Abstract
Purpose :
To create an exhaustively optimized single cell retina single cell transcriptome dataset created from all publicly available retina single cell transcriptomes. We use this dataset to provide the basis for a highly responsive reactive web app for querying gene expression across retina cell type, study, species, developmental stage, and other factors.
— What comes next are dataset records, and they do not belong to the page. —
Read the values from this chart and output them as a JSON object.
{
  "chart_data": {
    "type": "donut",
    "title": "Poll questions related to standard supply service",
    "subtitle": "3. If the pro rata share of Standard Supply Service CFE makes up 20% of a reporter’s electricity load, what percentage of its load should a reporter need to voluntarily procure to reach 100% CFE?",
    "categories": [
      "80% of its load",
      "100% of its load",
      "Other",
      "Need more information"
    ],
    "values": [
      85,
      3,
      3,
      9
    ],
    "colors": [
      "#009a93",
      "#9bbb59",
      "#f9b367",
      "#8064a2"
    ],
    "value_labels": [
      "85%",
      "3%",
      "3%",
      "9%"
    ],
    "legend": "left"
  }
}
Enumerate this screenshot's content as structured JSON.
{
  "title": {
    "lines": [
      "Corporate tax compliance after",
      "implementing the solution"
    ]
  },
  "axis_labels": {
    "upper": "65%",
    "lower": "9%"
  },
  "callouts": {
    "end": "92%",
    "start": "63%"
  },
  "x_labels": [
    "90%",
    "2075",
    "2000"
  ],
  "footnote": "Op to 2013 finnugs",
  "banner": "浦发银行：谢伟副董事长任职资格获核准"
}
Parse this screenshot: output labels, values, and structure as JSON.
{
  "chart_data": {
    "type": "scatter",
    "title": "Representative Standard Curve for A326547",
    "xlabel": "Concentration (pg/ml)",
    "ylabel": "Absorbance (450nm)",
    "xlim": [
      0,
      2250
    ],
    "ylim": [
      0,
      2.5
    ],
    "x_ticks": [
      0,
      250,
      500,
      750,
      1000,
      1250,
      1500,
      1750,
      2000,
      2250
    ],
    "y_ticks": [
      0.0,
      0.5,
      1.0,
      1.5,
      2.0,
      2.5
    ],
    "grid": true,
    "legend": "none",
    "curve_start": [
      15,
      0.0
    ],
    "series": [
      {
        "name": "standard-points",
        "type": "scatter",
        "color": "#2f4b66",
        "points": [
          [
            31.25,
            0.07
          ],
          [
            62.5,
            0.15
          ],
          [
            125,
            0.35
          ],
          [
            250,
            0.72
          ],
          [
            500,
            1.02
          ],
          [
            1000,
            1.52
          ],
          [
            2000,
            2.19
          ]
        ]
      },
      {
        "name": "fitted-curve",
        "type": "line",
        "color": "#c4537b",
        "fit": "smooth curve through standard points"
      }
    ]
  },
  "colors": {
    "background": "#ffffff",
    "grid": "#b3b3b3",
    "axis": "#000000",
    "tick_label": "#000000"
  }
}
Second, we demonstrate how research groups can project their private single cell experiments onto our reference retina single cell atlas with minimal compute resources.
Methods :
We re-quantified over 1 million single cell transcriptomes across three species, 30 studies, and 7 single cell technologies. After quality control we retain over 700,000 high quality transcriptomes. To optimize the batch correction, we tested 12 independent tools methods and benchmarked them with an un-biased algorithm to identify the optimal method and parameters. After batch correction we create a 2 dimensional UMAP projection, run thousands of differential gene expression tests across cell types, and calculate developmental trajectories for the major retinal cell types. We then hand-curated over 300,000 published retina cell type labels to create an xgboost-based machine learning tool to label all cells in our dataset.
Results :
After batch correction the 2D UMAP places the retina cell types in distinct spaces with the progenitor populations in the center. The photoreceptor progenitors flow from the center into the differentiated rods and cones. Likewise, the amacrine / horizontal precursors lead into the terminally differentiated amacrines and horizontals. The retinal ganglion and muller glia are also in distinct clusters. Importantly these cell type positions are generally consistent across species and studies. Our differential testing confirms that our machine learning cell type tool correctly labels the cells based on the community knowledge.
Conclusions :
Despite a high amount of technical variation between published single cell transcriptome atlases, we confirm that we can create a coherent, high-quality meta-atlas. Furthermore, we demonstrate how our meta-atlas is a community resource by illustrating projection of independent and outside single cell transcriptome data onto our meta-atlas with minimal compute and disk resources. Our dataset is made available for powerful user-led analysis at plae.nei.nih.gov.
This is a 2021 ARVO Annual Meeting abstract.